Later, Polina stretched herself further: The implantable devices were an improvement, but what if there was a way to interface without any hardware whatsoever? To this end, Polina developed a system of deep brain stimulation that harnessed the ability of magnetic fields to elicit the firing of brain cells in mice. In this system, nanoparticles of iron oxide are injected into the brain to convert a gentle magnetic field into heat; this heat then triggers neurons that have been genetically engineered to be heat-responsive to fire, enabling finely targeted stimulation of the brain.
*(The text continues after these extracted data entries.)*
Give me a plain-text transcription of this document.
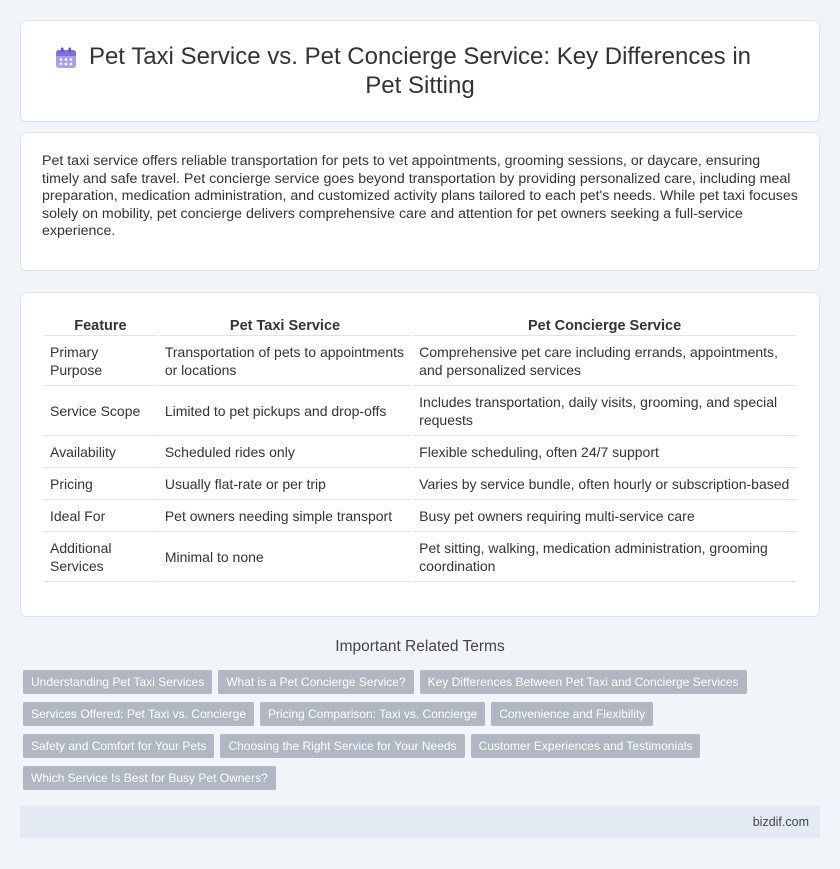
Pet Taxi Service vs. Pet Concierge Service: Key Differences in Pet Sitting

Pet taxi service offers reliable transportation for pets to vet appointments, grooming sessions, or daycare, ensuring timely and safe travel. Pet concierge service goes beyond transportation by providing personalized care, including meal preparation, medication administration, and customized activity plans tailored to each pet's needs. While pet taxi focuses solely on mobility, pet concierge delivers comprehensive care and attention for pet owners seeking a full-service experience.

Feature	Pet Taxi Service	Pet Concierge Service
Primary Purpose	Transportation of pets to appointments or locations	Comprehensive pet care including errands, appointments, and personalized services
Service Scope	Limited to pet pickups and drop-offs	Includes transportation, daily visits, grooming, and special requests
Availability	Scheduled rides only	Flexible scheduling, often 24/7 support
Pricing	Usually flat-rate or per trip	Varies by service bundle, often hourly or subscription-based
Ideal For	Pet owners needing simple transport	Busy pet owners requiring multi-service care
Additional Services	Minimal to none	Pet sitting, walking, medication administration, grooming coordination
Important Related Terms
Understanding Pet Taxi Services	What is a Pet Concierge Service?	Key Differences Between Pet Taxi and Concierge Services
Services Offered: Pet Taxi vs. Concierge	Pricing Comparison: Taxi vs. Concierge	Convenience and Flexibility
Safety and Comfort for Your Pets	Choosing the Right Service for Your Needs	Customer Experiences and Testimonials
Which Service Is Best for Busy Pet Owners?
bizdif.com
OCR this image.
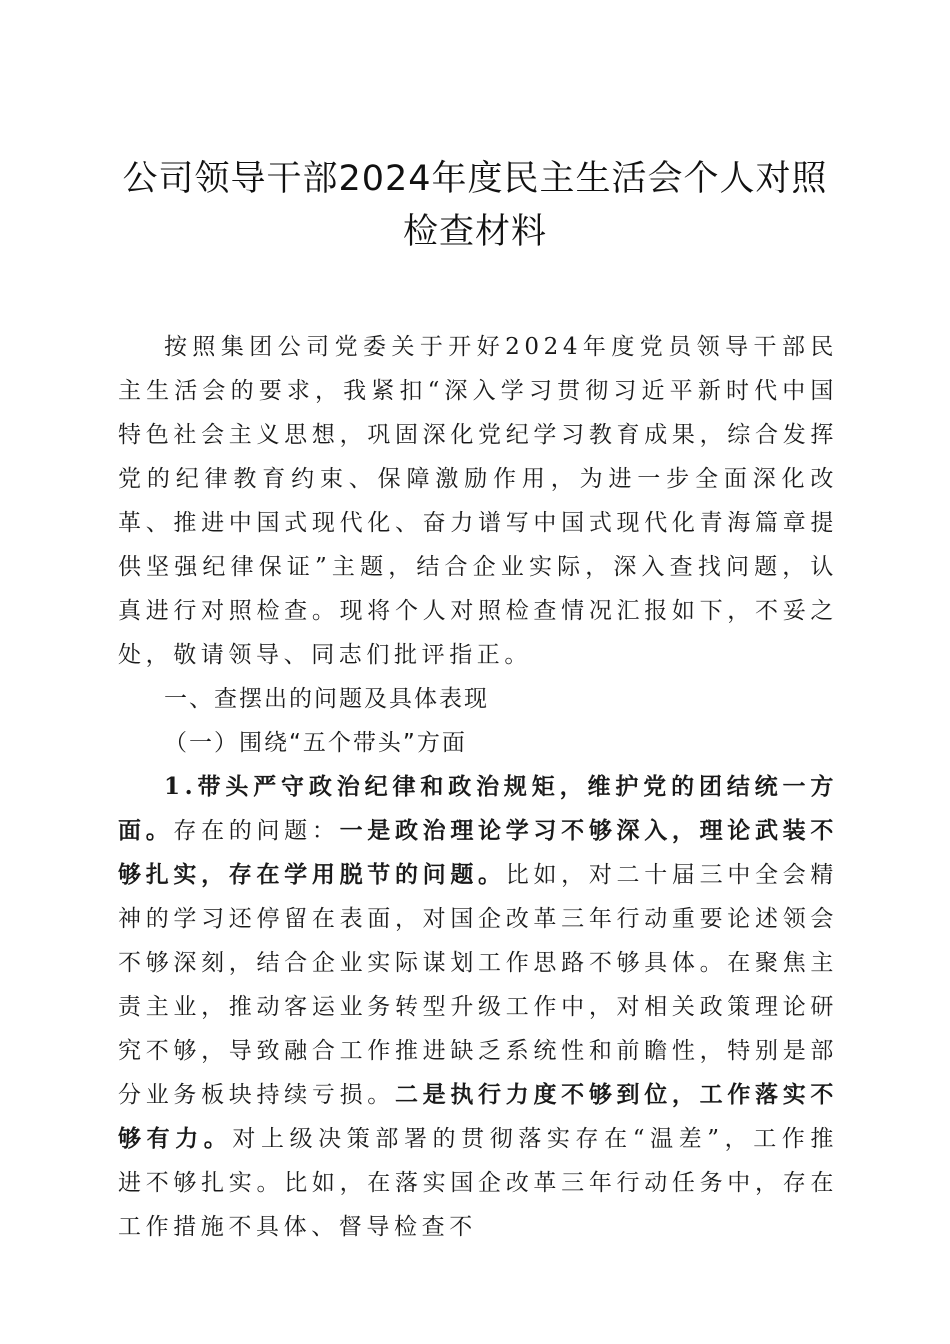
公司领导干部2024年度民主生活会个人对照
检查材料

按照集团公司党委关于开好2024年度党员领导干部民主生活会的要求，我紧扣“深入学习贯彻习近平新时代中国特色社会主义思想，巩固深化党纪学习教育成果，综合发挥党的纪律教育约束、保障激励作用，为进一步全面深化改革、推进中国式现代化、奋力谱写中国式现代化青海篇章提供坚强纪律保证”主题，结合企业实际，深入查找问题，认真进行对照检查。现将个人对照检查情况汇报如下，不妥之处，敬请领导、同志们批评指正。

一、查摆出的问题及具体表现

（一）围绕“五个带头”方面

1.带头严守政治纪律和政治规矩，维护党的团结统一方面。存在的问题：一是政治理论学习不够深入，理论武装不够扎实，存在学用脱节的问题。比如，对二十届三中全会精神的学习还停留在表面，对国企改革三年行动重要论述领会不够深刻，结合企业实际谋划工作思路不够具体。在聚焦主责主业，推动客运业务转型升级工作中，对相关政策理论研究不够，导致融合工作推进缺乏系统性和前瞻性，特别是部分业务板块持续亏损。二是执行力度不够到位，工作落实不够有力。对上级决策部署的贯彻落实存在“温差”，工作推进不够扎实。比如，在落实国企改革三年行动任务中，存在工作措施不具体、督导检查不
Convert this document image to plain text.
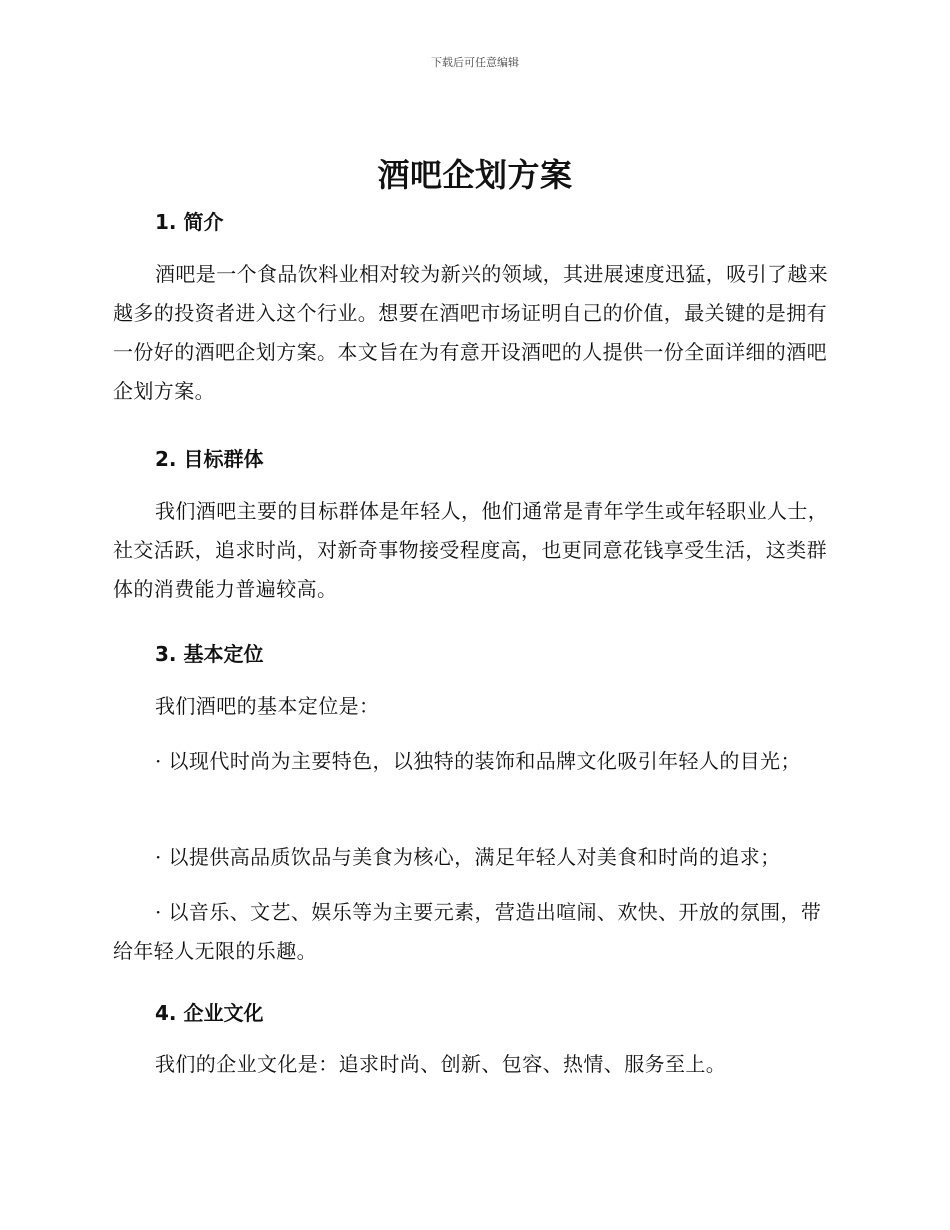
下载后可任意编辑
酒吧企划方案
1. 简介
酒吧是一个食品饮料业相对较为新兴的领域，其进展速度迅猛，吸引了越来越多的投资者进入这个行业。想要在酒吧市场证明自己的价值，最关键的是拥有一份好的酒吧企划方案。本文旨在为有意开设酒吧的人提供一份全面详细的酒吧企划方案。
2. 目标群体
我们酒吧主要的目标群体是年轻人，他们通常是青年学生或年轻职业人士，社交活跃，追求时尚，对新奇事物接受程度高，也更同意花钱享受生活，这类群体的消费能力普遍较高。
3. 基本定位
我们酒吧的基本定位是：
· 以现代时尚为主要特色，以独特的装饰和品牌文化吸引年轻人的目光；
· 以提供高品质饮品与美食为核心，满足年轻人对美食和时尚的追求；
· 以音乐、文艺、娱乐等为主要元素，营造出喧闹、欢快、开放的氛围，带给年轻人无限的乐趣。
4. 企业文化
我们的企业文化是：追求时尚、创新、包容、热情、服务至上。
This technology has the potential to help researchers understand the neuronal underpinnings of brain disorders, and to one day help treat psychiatric and neurological diseases.
Polina’s feats have proven that she is indeed capable of inventing new devices that tackle big problems in a revolutionary way. Although her genius is unqualified, she is grateful for the opportunity to have pursued her passion for research in the United States.
“You need to be wild in order to innovate,” Polina says. “And the U.S. allows you to be wild.”